Aufklärung bietet auch die Antwort des Regierungsrats auf die kantonsrätliche Anfrage zur Seestrasse. Marcel Suter (SVP, Thalwil), Sandy Bossert (SVP, Wädenswil) und Hans-Peter Brunner (FDP, Horgen) stellten Fragen zur Legitimation der ZPZ und zum Einbezug der Gemeinden in die Frage der Temporeduktion. Der Regierungsrat stellt jetzt klar, dass die Gemeinden sehr wohl in den Entscheidungsprozess involviert waren. Die ZPZ habe alle Gemeinden bereits vor Einreichung ihres Antrags an die Kantonspolizei in die Entscheidungsfindung eingebunden.
Ausführlich diskutiert
Die Kantonspolizei ihrerseits habe nach der verkehrstechnischen Begutachtung der Strecke am 21. Oktober 2020 eine Informationsveranstaltung durchgeführt, zu der Vertretungen aller betroffenen Gemeinden und der ZPZ eingeladen gewesen seien. «Die beabsichtigten Temporeduktionen wurden ausführlich vorgestellt, begründet und diskutiert», heisst es in der Antwort. In der Folge wurde das erarbeitete Konzept bei den Gemeinden einzeln in die Vernehmlassung gegeben.

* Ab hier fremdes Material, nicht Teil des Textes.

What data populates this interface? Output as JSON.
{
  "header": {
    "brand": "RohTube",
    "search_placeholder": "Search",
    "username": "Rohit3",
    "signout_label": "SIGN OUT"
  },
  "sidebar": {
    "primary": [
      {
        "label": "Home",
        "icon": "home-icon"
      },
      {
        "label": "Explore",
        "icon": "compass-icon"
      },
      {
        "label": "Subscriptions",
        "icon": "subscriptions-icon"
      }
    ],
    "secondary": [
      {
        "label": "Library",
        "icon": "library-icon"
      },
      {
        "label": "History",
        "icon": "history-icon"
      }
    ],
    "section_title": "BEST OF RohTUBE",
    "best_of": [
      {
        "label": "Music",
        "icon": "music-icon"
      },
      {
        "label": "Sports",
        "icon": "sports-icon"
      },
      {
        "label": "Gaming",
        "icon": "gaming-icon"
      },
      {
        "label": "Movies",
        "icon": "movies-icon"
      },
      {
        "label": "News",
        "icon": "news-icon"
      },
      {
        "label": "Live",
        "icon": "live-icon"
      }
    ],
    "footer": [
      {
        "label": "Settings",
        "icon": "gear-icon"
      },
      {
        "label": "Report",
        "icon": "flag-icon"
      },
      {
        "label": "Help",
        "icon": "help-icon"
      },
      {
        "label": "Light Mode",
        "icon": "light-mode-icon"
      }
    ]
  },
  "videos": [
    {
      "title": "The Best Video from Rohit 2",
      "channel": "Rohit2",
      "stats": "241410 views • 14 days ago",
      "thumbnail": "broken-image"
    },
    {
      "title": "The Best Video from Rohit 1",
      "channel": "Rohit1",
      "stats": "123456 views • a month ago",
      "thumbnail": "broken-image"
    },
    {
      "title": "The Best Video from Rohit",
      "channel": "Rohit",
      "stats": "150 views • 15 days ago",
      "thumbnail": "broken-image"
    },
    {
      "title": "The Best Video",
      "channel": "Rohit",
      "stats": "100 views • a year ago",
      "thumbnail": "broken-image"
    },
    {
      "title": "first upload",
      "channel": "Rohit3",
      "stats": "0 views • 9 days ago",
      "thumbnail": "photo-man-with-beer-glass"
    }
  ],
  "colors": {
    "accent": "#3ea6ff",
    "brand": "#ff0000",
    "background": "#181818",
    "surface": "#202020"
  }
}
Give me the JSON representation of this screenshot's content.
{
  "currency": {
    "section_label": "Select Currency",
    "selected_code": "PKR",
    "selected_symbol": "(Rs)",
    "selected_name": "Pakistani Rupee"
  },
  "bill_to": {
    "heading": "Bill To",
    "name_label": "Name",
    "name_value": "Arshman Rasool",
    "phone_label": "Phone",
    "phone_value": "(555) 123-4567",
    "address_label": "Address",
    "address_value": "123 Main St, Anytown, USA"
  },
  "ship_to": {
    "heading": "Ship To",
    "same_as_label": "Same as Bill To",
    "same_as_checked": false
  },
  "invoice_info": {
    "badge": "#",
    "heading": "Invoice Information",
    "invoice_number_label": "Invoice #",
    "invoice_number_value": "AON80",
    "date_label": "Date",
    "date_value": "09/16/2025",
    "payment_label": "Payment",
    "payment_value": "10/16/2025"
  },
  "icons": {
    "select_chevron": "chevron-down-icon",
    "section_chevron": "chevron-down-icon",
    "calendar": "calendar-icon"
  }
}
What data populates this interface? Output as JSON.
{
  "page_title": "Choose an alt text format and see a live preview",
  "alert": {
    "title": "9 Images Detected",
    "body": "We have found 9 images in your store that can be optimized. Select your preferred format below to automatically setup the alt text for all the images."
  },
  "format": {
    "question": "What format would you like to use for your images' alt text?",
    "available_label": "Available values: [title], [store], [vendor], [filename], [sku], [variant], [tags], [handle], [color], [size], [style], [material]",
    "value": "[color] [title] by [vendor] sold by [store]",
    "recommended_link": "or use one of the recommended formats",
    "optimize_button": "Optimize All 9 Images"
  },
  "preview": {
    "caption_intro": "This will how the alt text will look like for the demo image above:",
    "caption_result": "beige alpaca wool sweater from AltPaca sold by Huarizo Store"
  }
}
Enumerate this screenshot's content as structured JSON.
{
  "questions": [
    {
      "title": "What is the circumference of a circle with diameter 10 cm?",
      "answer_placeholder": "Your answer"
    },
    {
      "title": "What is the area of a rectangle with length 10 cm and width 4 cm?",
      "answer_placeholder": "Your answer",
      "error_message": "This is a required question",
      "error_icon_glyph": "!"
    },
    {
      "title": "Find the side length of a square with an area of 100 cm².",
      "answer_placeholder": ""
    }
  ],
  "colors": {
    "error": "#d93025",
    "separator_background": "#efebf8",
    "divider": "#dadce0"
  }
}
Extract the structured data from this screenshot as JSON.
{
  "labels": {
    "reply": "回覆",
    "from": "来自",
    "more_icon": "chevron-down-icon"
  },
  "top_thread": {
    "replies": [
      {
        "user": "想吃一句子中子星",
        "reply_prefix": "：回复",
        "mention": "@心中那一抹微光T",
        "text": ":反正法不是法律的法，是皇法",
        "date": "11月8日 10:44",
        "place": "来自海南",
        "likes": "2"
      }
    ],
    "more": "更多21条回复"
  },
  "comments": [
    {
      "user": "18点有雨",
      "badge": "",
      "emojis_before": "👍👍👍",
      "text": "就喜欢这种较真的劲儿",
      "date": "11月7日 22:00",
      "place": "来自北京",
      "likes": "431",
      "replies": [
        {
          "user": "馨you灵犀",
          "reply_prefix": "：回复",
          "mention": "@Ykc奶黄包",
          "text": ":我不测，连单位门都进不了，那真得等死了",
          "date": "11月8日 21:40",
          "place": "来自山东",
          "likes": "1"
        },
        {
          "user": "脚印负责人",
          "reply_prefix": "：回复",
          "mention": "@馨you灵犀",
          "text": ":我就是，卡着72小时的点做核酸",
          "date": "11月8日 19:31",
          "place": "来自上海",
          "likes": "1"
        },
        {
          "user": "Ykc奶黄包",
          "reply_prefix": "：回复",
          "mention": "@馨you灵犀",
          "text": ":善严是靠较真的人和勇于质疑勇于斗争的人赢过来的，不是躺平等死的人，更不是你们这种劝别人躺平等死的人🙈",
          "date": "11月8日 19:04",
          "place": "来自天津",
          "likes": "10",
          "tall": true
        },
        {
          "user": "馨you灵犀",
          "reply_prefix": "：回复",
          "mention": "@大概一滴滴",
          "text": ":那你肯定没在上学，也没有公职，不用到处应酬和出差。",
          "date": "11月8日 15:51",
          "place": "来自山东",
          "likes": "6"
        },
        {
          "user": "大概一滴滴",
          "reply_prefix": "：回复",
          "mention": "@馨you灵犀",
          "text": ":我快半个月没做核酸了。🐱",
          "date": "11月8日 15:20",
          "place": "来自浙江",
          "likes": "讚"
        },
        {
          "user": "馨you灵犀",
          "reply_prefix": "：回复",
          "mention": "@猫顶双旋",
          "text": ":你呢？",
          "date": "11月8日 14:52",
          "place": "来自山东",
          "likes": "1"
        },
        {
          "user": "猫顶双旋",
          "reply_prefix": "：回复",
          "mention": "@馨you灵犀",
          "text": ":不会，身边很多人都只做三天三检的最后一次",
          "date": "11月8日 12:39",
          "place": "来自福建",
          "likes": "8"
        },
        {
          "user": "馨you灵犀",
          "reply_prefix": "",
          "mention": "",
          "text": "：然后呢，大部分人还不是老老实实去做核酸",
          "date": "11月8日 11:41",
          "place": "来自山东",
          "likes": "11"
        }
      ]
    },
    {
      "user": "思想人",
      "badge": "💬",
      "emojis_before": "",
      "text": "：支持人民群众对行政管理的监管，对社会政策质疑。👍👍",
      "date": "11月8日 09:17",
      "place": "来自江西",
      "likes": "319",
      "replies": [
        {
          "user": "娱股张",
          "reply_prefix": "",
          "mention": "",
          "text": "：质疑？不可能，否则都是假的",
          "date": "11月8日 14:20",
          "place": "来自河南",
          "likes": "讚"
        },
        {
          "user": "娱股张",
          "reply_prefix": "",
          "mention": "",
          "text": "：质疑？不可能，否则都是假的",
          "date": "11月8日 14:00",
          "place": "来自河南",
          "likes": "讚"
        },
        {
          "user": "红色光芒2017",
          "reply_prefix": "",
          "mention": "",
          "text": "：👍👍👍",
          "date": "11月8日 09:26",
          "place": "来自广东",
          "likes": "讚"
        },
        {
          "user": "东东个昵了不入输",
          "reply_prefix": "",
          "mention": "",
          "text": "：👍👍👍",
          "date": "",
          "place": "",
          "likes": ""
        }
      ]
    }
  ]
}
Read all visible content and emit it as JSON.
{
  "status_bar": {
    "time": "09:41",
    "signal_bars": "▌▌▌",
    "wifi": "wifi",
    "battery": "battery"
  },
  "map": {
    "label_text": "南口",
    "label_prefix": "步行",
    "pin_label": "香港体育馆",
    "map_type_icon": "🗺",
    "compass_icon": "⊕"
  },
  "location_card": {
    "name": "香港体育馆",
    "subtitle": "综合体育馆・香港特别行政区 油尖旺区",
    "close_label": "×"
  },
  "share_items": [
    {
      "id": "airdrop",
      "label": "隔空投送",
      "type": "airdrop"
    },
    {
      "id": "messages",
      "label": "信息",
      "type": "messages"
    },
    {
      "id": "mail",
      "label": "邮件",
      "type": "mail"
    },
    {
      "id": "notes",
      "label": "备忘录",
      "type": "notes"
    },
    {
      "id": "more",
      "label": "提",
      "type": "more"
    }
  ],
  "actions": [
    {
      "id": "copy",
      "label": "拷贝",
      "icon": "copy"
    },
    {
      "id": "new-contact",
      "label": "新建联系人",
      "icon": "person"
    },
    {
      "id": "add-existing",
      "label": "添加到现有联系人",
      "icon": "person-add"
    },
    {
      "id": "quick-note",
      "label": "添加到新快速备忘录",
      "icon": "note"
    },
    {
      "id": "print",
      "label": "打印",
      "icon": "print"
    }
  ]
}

Auch die Befürchtung, dass die Dorfzentren jetzt mehr Verkehr schlucken müssen, sieht der Regierungsrat nicht als akut an. «Die Gefahr von unerwünschten Verkehrsverlagerungen kann als sehr gering eingestuft werden», schreibt er. Schliesslich befänden sich dort viele Tempo-30-Zonen.
Er macht seinen Job
SVP-Mann Martin Arnold ist genervt, auch weil er zum Teil persönlich angegangen wird. So werfen ihm Leserbriefschreiber oder Facebook-Nutzer vor, in der falschen Partei zu sein und die «Schuld» an der Änderung zu tragen. Arnold sagt, er mache einfach seinen Job als gewählter Präsident der ZPZ. Allein entscheiden könne er gar nichts. Es stimme sicher auch nicht, dass die ZPZ die Änderung «clever am Stimmvolk vorbei eingefädelt» habe, wie ein Facebook-Kommentator meint. Arnold verweist auf den Prozess, der von den Gemeinden angestossen wurde.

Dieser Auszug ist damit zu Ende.